A THOMAS-FERMI MODEL OF NUCLEI .1. FORMULATION AND 1ST RESULTS

We formulate a Thomas-Fermi model of average nuclear properties (i.e., of nuclear masses, deformation energies, density distributions, optical model potentials, etc.) by generalizing the momentum-dependent Seyler-Blanchard effective nucleon-nucleon interaction. In addition to reproducing the binding energy, density, symmetry energy, and surface energy of nuclear matter, the generalized model can be adjusted to reproduce the diffuseness of the nuclear density distribution, as well as theoretical estimates of the binding properties of neutron matter. The depth of the nuclear optical potential, including its energy and isospin dependences, can also be reproduced.

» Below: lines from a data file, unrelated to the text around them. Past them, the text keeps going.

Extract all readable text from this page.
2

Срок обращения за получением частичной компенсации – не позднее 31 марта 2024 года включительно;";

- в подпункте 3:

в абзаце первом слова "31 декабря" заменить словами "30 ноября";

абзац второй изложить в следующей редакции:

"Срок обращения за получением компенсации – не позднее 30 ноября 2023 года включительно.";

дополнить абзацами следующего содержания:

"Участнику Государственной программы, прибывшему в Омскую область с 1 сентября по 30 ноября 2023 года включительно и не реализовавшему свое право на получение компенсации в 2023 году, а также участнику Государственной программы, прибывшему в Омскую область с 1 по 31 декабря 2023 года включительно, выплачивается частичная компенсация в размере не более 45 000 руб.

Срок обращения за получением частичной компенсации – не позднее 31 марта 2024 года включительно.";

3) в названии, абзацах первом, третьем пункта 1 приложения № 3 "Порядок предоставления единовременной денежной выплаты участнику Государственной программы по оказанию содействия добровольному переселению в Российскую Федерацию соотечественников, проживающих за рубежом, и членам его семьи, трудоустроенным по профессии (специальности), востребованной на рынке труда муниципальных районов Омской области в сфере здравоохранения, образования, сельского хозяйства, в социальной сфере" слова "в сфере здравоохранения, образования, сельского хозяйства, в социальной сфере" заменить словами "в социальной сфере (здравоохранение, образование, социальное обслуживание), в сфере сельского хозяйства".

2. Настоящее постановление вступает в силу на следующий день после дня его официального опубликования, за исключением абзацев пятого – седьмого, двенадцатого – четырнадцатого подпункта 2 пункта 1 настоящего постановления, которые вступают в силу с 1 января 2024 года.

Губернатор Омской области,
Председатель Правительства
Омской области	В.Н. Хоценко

The above properties of nuclei and of neutron matter determine quite firmly the seven adjustable parameters of the theory, yielding a model that, apart from shell effects and the discreteness of nucleons, is expected to be accurate for very small or very deformed systems and to be reliable for extrapolating to extremely large hypothetical nuclei, including systems with arbitrary neutron excess and arbitrary geometries, such as those that sometimes arise in astrophysical applications. A preliminary set of the model's parameters has been determined, and one of the predictions of the theory is that the measured values of the nuclear surface energy and surface diffuseness, taken together, place a significant constraint on the value of the compressibility coefficient of standard nuclear matter. This constraint will provide a useful estimate of this quantity once the final set of adjustable parameters has been determined. The present paper is the first part in a comprehensive application of the model to conventional as well as exotic aspects of nuclear physics. © 1990.